On Tue, Mar 8, 2011 at 11:36 AM, Didly <didlybom at gmail.com> wrote:
> On Tue, Mar 8, 2011 at 4:58 PM, Steve Borho <steve at borho.org> wrote:
>>
>> On Mon, Mar 7, 2011 at 10:39 PM, Matt Mackall <mpm at selenic.com> wrote:
>> > I've found a neat tool:
>> >
>> > http://effbot.org/zone/exemaker.htm
>> >
>> > Given an hg.py, this program makes a 4k hg.exe that:
>> >
>> > a) finds hg.py in the same directory as it's in
>> > b) finds python.exe either in PATH or in the #! line in hg.py
>> > c) finds python.dll wherever python.exe is
>> > d) loads python.dll and launches hg.py
>> >
>> > In other words, it emulates the #! behavior of scripts on Windows.
>> >
>> > This has several advantages:
>> >
>> > - it gives you a hackable/patchable install
>> > - extensions and hooks are more easily installed
>> > - third party libraries are more easily added
>> > - hgweb becomes easier to set up
>> > - Python and hg are decoupled, so Python can be upgraded
>> > - a lot of py2exe weirdness is avoided
>> > - weirdness with command scripts calling command scripts is avoided
>>
>> It 'avoids' py2exe weirdness by performing none of the work.  How is a
>> package maintainer supposed to know which Python packages need to be
>> included?  Or which DLLs are needed by all of the Mercurial source and
>> extensions?
>>
>> > The first item I think is a _really big deal_ as it'll make it much
>> > easier for people to get involved in hacking Mercurial on Windows.
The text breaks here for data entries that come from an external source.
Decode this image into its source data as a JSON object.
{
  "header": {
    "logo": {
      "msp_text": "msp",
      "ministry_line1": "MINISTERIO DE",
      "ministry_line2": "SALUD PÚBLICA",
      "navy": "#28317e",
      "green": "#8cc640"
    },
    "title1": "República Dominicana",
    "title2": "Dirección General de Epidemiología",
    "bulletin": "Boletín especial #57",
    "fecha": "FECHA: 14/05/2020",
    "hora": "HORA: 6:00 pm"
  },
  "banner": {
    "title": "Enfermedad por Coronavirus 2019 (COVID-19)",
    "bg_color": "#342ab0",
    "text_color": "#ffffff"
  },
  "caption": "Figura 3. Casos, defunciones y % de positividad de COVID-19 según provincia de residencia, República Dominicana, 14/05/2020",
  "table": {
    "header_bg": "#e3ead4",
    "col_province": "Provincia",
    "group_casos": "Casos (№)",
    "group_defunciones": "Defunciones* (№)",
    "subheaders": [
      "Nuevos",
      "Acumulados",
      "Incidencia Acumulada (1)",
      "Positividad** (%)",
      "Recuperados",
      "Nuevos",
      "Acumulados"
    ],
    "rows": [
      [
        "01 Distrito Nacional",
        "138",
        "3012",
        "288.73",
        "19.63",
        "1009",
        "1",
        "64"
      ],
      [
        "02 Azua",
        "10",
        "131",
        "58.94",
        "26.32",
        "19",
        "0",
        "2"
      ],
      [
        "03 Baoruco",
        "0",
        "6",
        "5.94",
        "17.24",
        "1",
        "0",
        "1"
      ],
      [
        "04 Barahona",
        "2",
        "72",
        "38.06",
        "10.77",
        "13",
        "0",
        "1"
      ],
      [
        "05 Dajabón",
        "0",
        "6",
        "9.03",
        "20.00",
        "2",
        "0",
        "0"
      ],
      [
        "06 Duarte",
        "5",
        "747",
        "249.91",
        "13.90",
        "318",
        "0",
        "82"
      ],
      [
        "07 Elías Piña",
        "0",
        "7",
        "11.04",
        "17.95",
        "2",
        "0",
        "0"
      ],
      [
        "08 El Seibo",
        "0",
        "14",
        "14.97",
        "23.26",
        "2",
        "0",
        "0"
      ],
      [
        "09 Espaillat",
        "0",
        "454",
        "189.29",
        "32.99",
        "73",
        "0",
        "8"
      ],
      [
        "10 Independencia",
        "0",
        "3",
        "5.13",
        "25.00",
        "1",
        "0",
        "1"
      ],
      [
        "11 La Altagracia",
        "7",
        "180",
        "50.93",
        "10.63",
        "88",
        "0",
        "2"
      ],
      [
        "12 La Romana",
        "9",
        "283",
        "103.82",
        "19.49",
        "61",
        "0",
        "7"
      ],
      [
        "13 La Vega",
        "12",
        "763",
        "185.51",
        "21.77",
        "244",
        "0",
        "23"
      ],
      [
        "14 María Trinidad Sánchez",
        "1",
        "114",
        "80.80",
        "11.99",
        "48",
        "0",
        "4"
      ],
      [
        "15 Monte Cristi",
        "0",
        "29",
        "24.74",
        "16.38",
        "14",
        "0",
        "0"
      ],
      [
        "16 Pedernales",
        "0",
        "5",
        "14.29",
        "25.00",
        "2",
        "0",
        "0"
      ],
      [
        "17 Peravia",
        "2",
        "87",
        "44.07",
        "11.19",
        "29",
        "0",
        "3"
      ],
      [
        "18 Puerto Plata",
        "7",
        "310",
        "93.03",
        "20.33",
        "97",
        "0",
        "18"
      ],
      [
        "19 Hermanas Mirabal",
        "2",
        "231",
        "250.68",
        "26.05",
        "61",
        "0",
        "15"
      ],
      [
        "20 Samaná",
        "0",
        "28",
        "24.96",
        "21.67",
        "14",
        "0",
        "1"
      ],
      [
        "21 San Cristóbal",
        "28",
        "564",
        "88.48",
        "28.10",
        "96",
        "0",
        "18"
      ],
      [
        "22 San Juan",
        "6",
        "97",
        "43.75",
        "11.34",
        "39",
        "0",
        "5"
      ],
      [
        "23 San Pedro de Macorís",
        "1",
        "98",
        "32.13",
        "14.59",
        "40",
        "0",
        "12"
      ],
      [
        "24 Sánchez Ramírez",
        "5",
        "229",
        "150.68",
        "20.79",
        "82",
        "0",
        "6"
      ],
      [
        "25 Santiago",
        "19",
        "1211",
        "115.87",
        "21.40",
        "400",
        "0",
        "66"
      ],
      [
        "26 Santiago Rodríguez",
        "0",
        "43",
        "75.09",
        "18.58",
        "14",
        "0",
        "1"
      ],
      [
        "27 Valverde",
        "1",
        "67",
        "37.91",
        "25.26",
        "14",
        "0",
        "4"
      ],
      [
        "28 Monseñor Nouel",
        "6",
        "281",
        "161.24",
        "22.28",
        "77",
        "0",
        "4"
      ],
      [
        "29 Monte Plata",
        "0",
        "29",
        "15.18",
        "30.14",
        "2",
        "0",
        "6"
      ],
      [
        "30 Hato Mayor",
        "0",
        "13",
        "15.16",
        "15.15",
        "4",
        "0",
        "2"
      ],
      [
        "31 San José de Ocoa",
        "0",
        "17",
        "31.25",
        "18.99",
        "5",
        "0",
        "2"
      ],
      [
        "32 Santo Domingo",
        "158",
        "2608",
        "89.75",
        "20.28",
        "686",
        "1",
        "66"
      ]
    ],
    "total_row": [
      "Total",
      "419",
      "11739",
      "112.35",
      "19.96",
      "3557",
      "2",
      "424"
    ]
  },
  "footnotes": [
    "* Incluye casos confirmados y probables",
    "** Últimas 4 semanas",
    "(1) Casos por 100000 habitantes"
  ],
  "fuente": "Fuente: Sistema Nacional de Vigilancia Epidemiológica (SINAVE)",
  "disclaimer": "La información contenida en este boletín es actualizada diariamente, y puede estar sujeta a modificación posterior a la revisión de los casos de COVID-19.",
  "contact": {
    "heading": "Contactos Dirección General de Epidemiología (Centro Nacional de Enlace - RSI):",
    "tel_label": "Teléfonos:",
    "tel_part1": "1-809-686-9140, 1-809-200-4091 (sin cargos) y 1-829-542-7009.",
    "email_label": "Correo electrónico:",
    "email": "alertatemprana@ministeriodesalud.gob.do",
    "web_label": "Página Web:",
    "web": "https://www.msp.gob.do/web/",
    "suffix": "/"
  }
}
This
>> > is pretty urgently needed as that's where we have the most users and the
>> > least developers.
>>
>> Windows is not an O/S that supports hackable programs.  If we shipped
>> source files in our installer and installed them under C:\Program
>> Files\Mercurial it would lead to a maintenance nightmare.  If any user
>> edits a .py file installed there, and they do not have write
>> privileges in that folder, from Vista on-ward the O/S will save the
>> file in a magical user-local folder and from that point onward that is
>> the copy of the file the O/S reads from if the user ever opens the
>> original file location.
>>
>> This is why we put great big disclaimers on our hgrc files telling
>> users not to edit them.  They will never (appear to) get upgraded if
>> the user writes to them.
>>
>> https://bitbucket.org/tortoisehg/stable/issue/135
>>
>> And I'm ignoring the installer rewrite this would require, because
>> that is something that is at least straightforward to resolve.
>>
>> --
>> Steve Borho
>
> Steve,
>
> I don't know if this idea is suitable for deploying mercurial to regular
> users, but perhaps it may be a great way to have a hackable distribution
> that people can use if they want to try hacking on mercurial?
>
> For example, you may recall that a while ago I had problems running
> tortoisehg from source because thg required me to have mercurial 1.8 source
> installed, but the mercurial source installer had not been released yet. I
> then asked if it was possible for me to download the mercurial repository
> and build it myself and if I recall correctly the answer was that it was not
> simple to do. Granted, I could probably learn how to do it but with the
> limited time I have every additional barrier makes it less likely that I
> will bother even trying. I guess a lot of people are in the same situation.
>
> If what Matt proposes would allow someone like me to have a source mercurial
> installation that could be easily updated to follow the mercurial repository
> it may be an improvement over the current situation...

Most of your bad experience was a result of thg developing against an
unreleased Mercurial version.  Now that 2.0 has been tagged, we will
always work against the most recent Mercurial stable release.  So
getting started on Windows should be much simpler today.

/me notes to update the Windows hackers wiki page.